Aan de noordoostzijde een staand tweeruits venster waarin gekleurd glas-in-lood. Aan deze zijde is de hals aangebouwd. Boven de hals is de gevel boven de gootlijst doorgetrokken; drie staande tweeruits vensters waarin gekleurd glas-in-lood.
In het INTERIEUR zijn ondermeer van belang: de houten paneeldeuren waarin glas-in-lood met houten omlijsting, in de hal de houten bordestrap en het plafond, in de hal en tochthal de granito vloer en houten tochtdeur waarin glas met decoratie, in de woonkamer het balkenplafond, de marmeren schouw en de houten suitedeuren waarin glas-in-lood.
De HALS op rechthoekige plattegrond is opgetrokken in een bruine bezande steen op een iets naar voren springend trasraam en wordt gedekt door een plat dak; houten goot op klossen.
Aan de zuidoostzijde een niet-originele deur met bovenlicht waarin gekleurd glas-in-lood, waarvoor een gemetselde stoep van twee treden, en drie tweedelige staande vensters met houten roedenverdeling en gekleurd glas-in-lood, alle onder één betonnen latei. Aan de noordwestzijde centraal een niet-originele deur met bovenlicht, waarvoor een gemetselde stoep van twee treden, en een tweedelig venster met houten roedenverdeling, alle onder een betonnen latei.
De TWEEKAPSSCHUUR met ingebouwde DIENSTWONING op rechthoekige plattegrond is opgetrokken in rode baksteen op een trasraam van bruin/paarse baksteen en wordt gedekt door twee schilddaken met wolfeinden waarop niet-originele golfplaten en een rij zwarte muldenpannen; niet-originele uileborden; muurankers; vlechtwerk en decoratief fries van gele verblendsteen en rode baksteen in de zuidoostgevel, rood bakstenen fries in de zuidwestgevel.

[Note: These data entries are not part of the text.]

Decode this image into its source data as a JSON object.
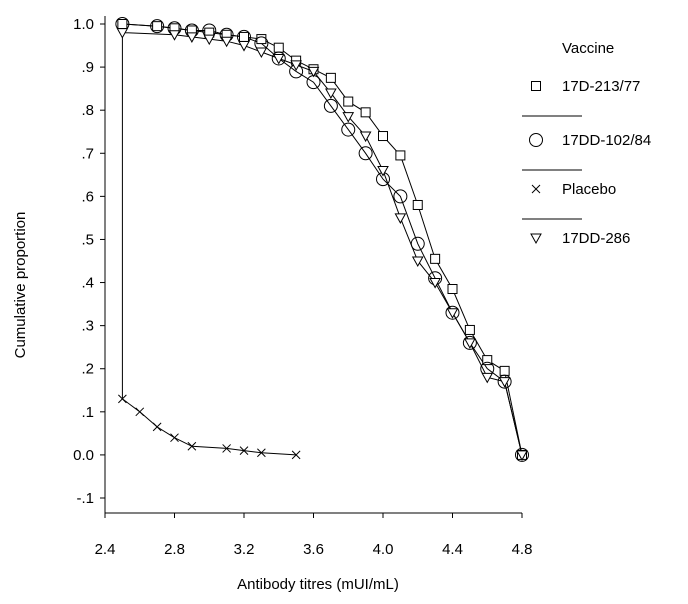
{
  "chart_data": {
    "type": "line",
    "title": "",
    "xlabel": "Antibody titres (mUI/mL)",
    "ylabel": "Cumulative proportion",
    "xlim": [
      2.4,
      4.8
    ],
    "ylim": [
      -0.1,
      1.0
    ],
    "xticks": [
      2.4,
      2.8,
      3.2,
      3.6,
      4.0,
      4.4,
      4.8
    ],
    "xtick_labels": [
      "2.4",
      "2.8",
      "3.2",
      "3.6",
      "4.0",
      "4.4",
      "4.8"
    ],
    "yticks": [
      1.0,
      0.9,
      0.8,
      0.7,
      0.6,
      0.5,
      0.4,
      0.3,
      0.2,
      0.1,
      0.0,
      -0.1
    ],
    "ytick_labels": [
      "1.0",
      ".9",
      ".8",
      ".7",
      ".6",
      ".5",
      ".4",
      ".3",
      ".2",
      ".1",
      "0.0",
      "-.1"
    ],
    "grid": false,
    "legend_title": "Vaccine",
    "legend_position": "right",
    "series": [
      {
        "name": "17D-213/77",
        "marker": "square",
        "x": [
          2.5,
          2.7,
          2.8,
          2.9,
          3.0,
          3.1,
          3.2,
          3.3,
          3.4,
          3.5,
          3.6,
          3.7,
          3.8,
          3.9,
          4.0,
          4.1,
          4.2,
          4.3,
          4.4,
          4.5,
          4.6,
          4.7,
          4.8
        ],
        "values": [
          1.0,
          0.995,
          0.99,
          0.985,
          0.98,
          0.975,
          0.97,
          0.965,
          0.945,
          0.915,
          0.895,
          0.875,
          0.82,
          0.795,
          0.74,
          0.695,
          0.58,
          0.455,
          0.385,
          0.29,
          0.22,
          0.195,
          0.0
        ]
      },
      {
        "name": "17DD-102/84",
        "marker": "circle",
        "x": [
          2.5,
          2.7,
          2.8,
          2.9,
          3.0,
          3.1,
          3.2,
          3.3,
          3.4,
          3.5,
          3.6,
          3.7,
          3.8,
          3.9,
          4.0,
          4.1,
          4.2,
          4.3,
          4.4,
          4.5,
          4.6,
          4.7,
          4.8
        ],
        "values": [
          1.0,
          0.995,
          0.99,
          0.985,
          0.985,
          0.975,
          0.97,
          0.955,
          0.92,
          0.89,
          0.865,
          0.81,
          0.755,
          0.7,
          0.64,
          0.6,
          0.49,
          0.41,
          0.33,
          0.26,
          0.2,
          0.17,
          0.0
        ]
      },
      {
        "name": "Placebo",
        "marker": "x",
        "x": [
          2.5,
          2.5,
          2.6,
          2.7,
          2.8,
          2.9,
          3.1,
          3.2,
          3.3,
          3.5
        ],
        "values": [
          1.0,
          0.13,
          0.1,
          0.065,
          0.04,
          0.02,
          0.015,
          0.01,
          0.005,
          0.0
        ]
      },
      {
        "name": "17DD-286",
        "marker": "triangle-down",
        "x": [
          2.5,
          2.8,
          2.9,
          3.0,
          3.1,
          3.2,
          3.3,
          3.4,
          3.5,
          3.6,
          3.7,
          3.8,
          3.9,
          4.0,
          4.1,
          4.2,
          4.3,
          4.4,
          4.5,
          4.6,
          4.7,
          4.8
        ],
        "values": [
          0.98,
          0.975,
          0.97,
          0.965,
          0.96,
          0.95,
          0.935,
          0.92,
          0.905,
          0.89,
          0.84,
          0.785,
          0.74,
          0.66,
          0.55,
          0.45,
          0.4,
          0.33,
          0.26,
          0.18,
          0.17,
          0.0
        ]
      }
    ]
  }
}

In de achtergevel (zuidoostzijde) centraal niet-originele schuurdeuren. In de linker schuur twee dubbele opgeklampte houten schuurdeuren en een houten schuifdeur onder strek, twee met getoogd bovenlicht waarin ijzeren roedenverdeling; twee getoogde staande vensters en vier getoogde zaadvensters, alle met ijzeren roedenverdeling onder een strek en bakstenen onderdorpel. In de rechter schuur een dubbele opgeklampte houten schuurdeur met getoogd bovenlicht met ijzeren roedenverdeling onder een strek en een niet-originele schuurdeur; twee staande getoogde vensters en drie getoogde zaadvensters, alle met ijzeren roedenverdeling onder een strek en bakstenen onderdorpel.
In de eerste krimp aan de zuidwestzijde een H-venster met roedenverdeling onder rollaag met bakstenen onderdorpel; in de tweede krimp een niet-originele deur met zijlichten.

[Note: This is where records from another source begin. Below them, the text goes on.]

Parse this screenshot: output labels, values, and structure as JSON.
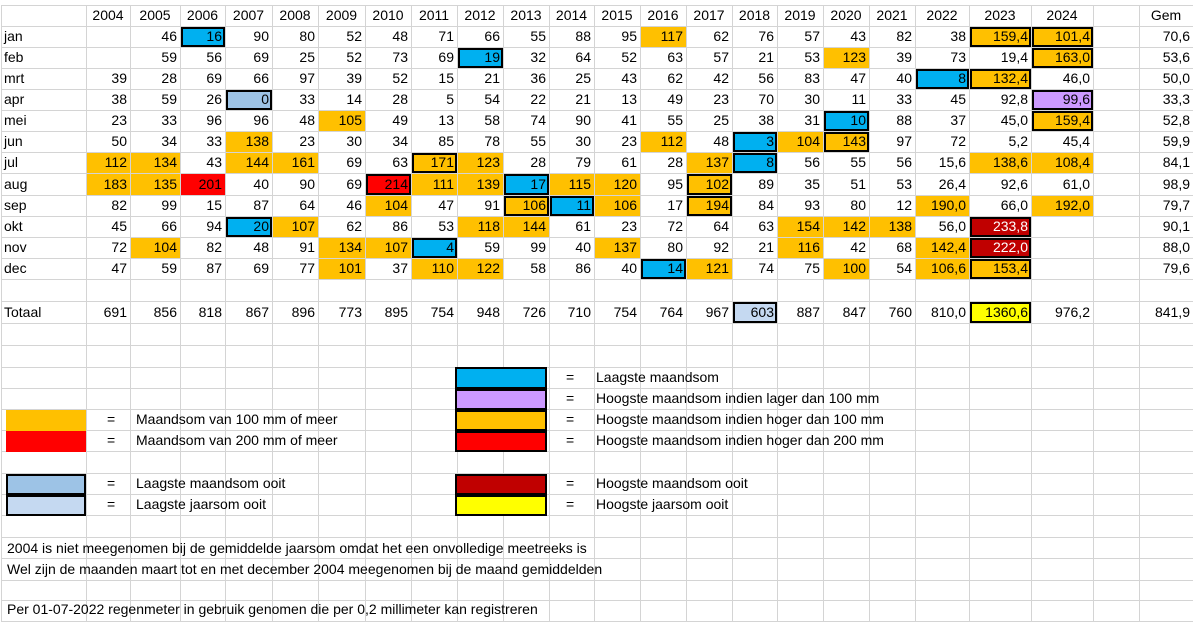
{
  "header": {
    "years": [
      "2004",
      "2005",
      "2006",
      "2007",
      "2008",
      "2009",
      "2010",
      "2011",
      "2012",
      "2013",
      "2014",
      "2015",
      "2016",
      "2017",
      "2018",
      "2019",
      "2020",
      "2021",
      "2022",
      "2023",
      "2024"
    ],
    "avg_label": "Gem"
  },
  "rows": [
    {
      "month": "jan",
      "values": [
        "",
        "46",
        "16",
        "90",
        "80",
        "52",
        "48",
        "71",
        "66",
        "55",
        "88",
        "95",
        "117",
        "62",
        "76",
        "57",
        "43",
        "82",
        "38",
        "159,4",
        "101,4"
      ],
      "avg": "70,6"
    },
    {
      "month": "feb",
      "values": [
        "",
        "59",
        "56",
        "69",
        "25",
        "52",
        "73",
        "69",
        "19",
        "32",
        "64",
        "52",
        "63",
        "57",
        "21",
        "53",
        "123",
        "39",
        "73",
        "19,4",
        "163,0"
      ],
      "avg": "53,6"
    },
    {
      "month": "mrt",
      "values": [
        "39",
        "28",
        "69",
        "66",
        "97",
        "39",
        "52",
        "15",
        "21",
        "36",
        "25",
        "43",
        "62",
        "42",
        "56",
        "83",
        "47",
        "40",
        "8",
        "132,4",
        "46,0"
      ],
      "avg": "50,0"
    },
    {
      "month": "apr",
      "values": [
        "38",
        "59",
        "26",
        "0",
        "33",
        "14",
        "28",
        "5",
        "54",
        "22",
        "21",
        "13",
        "49",
        "23",
        "70",
        "30",
        "11",
        "33",
        "45",
        "92,8",
        "99,6"
      ],
      "avg": "33,3"
    },
    {
      "month": "mei",
      "values": [
        "23",
        "33",
        "96",
        "96",
        "48",
        "105",
        "49",
        "13",
        "58",
        "74",
        "90",
        "41",
        "55",
        "25",
        "38",
        "31",
        "10",
        "88",
        "37",
        "45,0",
        "159,4"
      ],
      "avg": "52,8"
    },
    {
      "month": "jun",
      "values": [
        "50",
        "34",
        "33",
        "138",
        "23",
        "30",
        "34",
        "85",
        "78",
        "55",
        "30",
        "23",
        "112",
        "48",
        "3",
        "104",
        "143",
        "97",
        "72",
        "5,2",
        "45,4"
      ],
      "avg": "59,9"
    },
    {
      "month": "jul",
      "values": [
        "112",
        "134",
        "43",
        "144",
        "161",
        "69",
        "63",
        "171",
        "123",
        "28",
        "79",
        "61",
        "28",
        "137",
        "8",
        "56",
        "55",
        "56",
        "15,6",
        "138,6",
        "108,4"
      ],
      "avg": "84,1"
    },
    {
      "month": "aug",
      "values": [
        "183",
        "135",
        "201",
        "40",
        "90",
        "69",
        "214",
        "111",
        "139",
        "17",
        "115",
        "120",
        "95",
        "102",
        "89",
        "35",
        "51",
        "53",
        "26,4",
        "92,6",
        "61,0"
      ],
      "avg": "98,9"
    },
    {
      "month": "sep",
      "values": [
        "82",
        "99",
        "15",
        "87",
        "64",
        "46",
        "104",
        "47",
        "91",
        "106",
        "11",
        "106",
        "17",
        "194",
        "84",
        "93",
        "80",
        "12",
        "190,0",
        "66,0",
        "192,0"
      ],
      "avg": "79,7"
    },
    {
      "month": "okt",
      "values": [
        "45",
        "66",
        "94",
        "20",
        "107",
        "62",
        "86",
        "53",
        "118",
        "144",
        "61",
        "23",
        "72",
        "64",
        "63",
        "154",
        "142",
        "138",
        "56,0",
        "233,8",
        ""
      ],
      "avg": "90,1"
    },
    {
      "month": "nov",
      "values": [
        "72",
        "104",
        "82",
        "48",
        "91",
        "134",
        "107",
        "4",
        "59",
        "99",
        "40",
        "137",
        "80",
        "92",
        "21",
        "116",
        "42",
        "68",
        "142,4",
        "222,0",
        ""
      ],
      "avg": "88,0"
    },
    {
      "month": "dec",
      "values": [
        "47",
        "59",
        "87",
        "69",
        "77",
        "101",
        "37",
        "110",
        "122",
        "58",
        "86",
        "40",
        "14",
        "121",
        "74",
        "75",
        "100",
        "54",
        "106,6",
        "153,4",
        ""
      ],
      "avg": "79,6"
    }
  ],
  "totals": {
    "label": "Totaal",
    "values": [
      "691",
      "856",
      "818",
      "867",
      "896",
      "773",
      "895",
      "754",
      "948",
      "726",
      "710",
      "754",
      "764",
      "967",
      "603",
      "887",
      "847",
      "760",
      "810,0",
      "1360,6",
      "976,2"
    ],
    "avg": "841,9"
  },
  "styles": {
    "rows": [
      [
        "",
        "",
        "b",
        "",
        "",
        "",
        "",
        "",
        "",
        "",
        "",
        "",
        "o",
        "",
        "",
        "",
        "",
        "",
        "",
        "ob",
        "ob"
      ],
      [
        "",
        "",
        "",
        "",
        "",
        "",
        "",
        "",
        "b",
        "",
        "",
        "",
        "",
        "",
        "",
        "",
        "o",
        "",
        "",
        "",
        "ob"
      ],
      [
        "",
        "",
        "",
        "",
        "",
        "",
        "",
        "",
        "",
        "",
        "",
        "",
        "",
        "",
        "",
        "",
        "",
        "",
        "b",
        "ob",
        ""
      ],
      [
        "",
        "",
        "",
        "lb",
        "",
        "",
        "",
        "",
        "",
        "",
        "",
        "",
        "",
        "",
        "",
        "",
        "",
        "",
        "",
        "",
        "p"
      ],
      [
        "",
        "",
        "",
        "",
        "",
        "o",
        "",
        "",
        "",
        "",
        "",
        "",
        "",
        "",
        "",
        "",
        "b",
        "",
        "",
        "",
        "ob"
      ],
      [
        "",
        "",
        "",
        "o",
        "",
        "",
        "",
        "",
        "",
        "",
        "",
        "",
        "o",
        "",
        "b",
        "o",
        "ob",
        "",
        "",
        "",
        ""
      ],
      [
        "o",
        "o",
        "",
        "o",
        "o",
        "",
        "",
        "ob",
        "o",
        "",
        "",
        "",
        "",
        "o",
        "b",
        "",
        "",
        "",
        "",
        "o",
        "o"
      ],
      [
        "o",
        "o",
        "r",
        "",
        "",
        "",
        "rb",
        "o",
        "o",
        "b",
        "o",
        "o",
        "",
        "ob",
        "",
        "",
        "",
        "",
        "",
        "",
        ""
      ],
      [
        "",
        "",
        "",
        "",
        "",
        "",
        "o",
        "",
        "",
        "ob",
        "b",
        "o",
        "",
        "ob",
        "",
        "",
        "",
        "",
        "o",
        "",
        "o"
      ],
      [
        "",
        "",
        "",
        "b",
        "o",
        "",
        "",
        "",
        "o",
        "o",
        "",
        "",
        "",
        "",
        "",
        "o",
        "o",
        "o",
        "",
        "dr",
        ""
      ],
      [
        "",
        "o",
        "",
        "",
        "",
        "o",
        "o",
        "b",
        "",
        "",
        "",
        "o",
        "",
        "",
        "",
        "o",
        "",
        "",
        "o",
        "dr",
        ""
      ],
      [
        "",
        "",
        "",
        "",
        "",
        "o",
        "",
        "o",
        "o",
        "",
        "",
        "",
        "b",
        "o",
        "",
        "",
        "o",
        "",
        "o",
        "ob",
        ""
      ]
    ],
    "totals": [
      "",
      "",
      "",
      "",
      "",
      "",
      "",
      "",
      "",
      "",
      "",
      "",
      "",
      "",
      "lbt",
      "",
      "",
      "",
      "",
      "y",
      ""
    ]
  },
  "colors": {
    "blue": "#00b0f0",
    "light_blue": "#9dc3e6",
    "lowest_year": "#c5d9f1",
    "purple": "#cc99ff",
    "orange": "#ffc000",
    "red": "#ff0000",
    "dark_red": "#c00000",
    "yellow": "#ffff00"
  },
  "legend": {
    "equals": "=",
    "laagste_maandsom": "Laagste maandsom",
    "hoogste_lager_100": "Hoogste maandsom indien lager dan 100 mm",
    "maandsom_100": "Maandsom van 100 mm of meer",
    "hoogste_hoger_100": "Hoogste maandsom indien hoger dan 100 mm",
    "maandsom_200": "Maandsom van 200 mm of meer",
    "hoogste_hoger_200": "Hoogste maandsom indien hoger dan 200 mm",
    "laagste_maandsom_ooit": "Laagste maandsom ooit",
    "hoogste_maandsom_ooit": "Hoogste maandsom ooit",
    "laagste_jaarsom_ooit": "Laagste jaarsom ooit",
    "hoogste_jaarsom_ooit": "Hoogste jaarsom ooit"
  },
  "notes": {
    "note1": "2004 is niet meegenomen bij de gemiddelde jaarsom omdat het een onvolledige meetreeks is",
    "note2": "Wel zijn de maanden maart tot en met december 2004 meegenomen bij de maand gemiddelden",
    "note3": "Per 01-07-2022 regenmeter in gebruik genomen die per 0,2 millimeter kan registreren"
  }
}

In de voorgevel (noordwestzijde) links dubbele opgeklampte houten schuurdeuren, drie liggende tweedelige zesruits vensters, een liggend zesruits venster en drie zesruits zaadvensters, alle onder een betonnen latei. Rechts in het woninggedeelte een houten paneeldeur waarvoor een gemetselde stoep met boven- en driedelig zijlicht, een niet-originele deur met gemetselde stoep, een staand tweeruits venster, twee H-vensters, een samengesteld driedelig venster, twee staande driedelige vensters, alle onder een strek.
In de noordoostgevel getoogde liggende vensters met decoratieve ijzeren roedenverdeling onder rollaag. De (niet-beschermde) kapschuur is tegen deze gevel aangebouwd.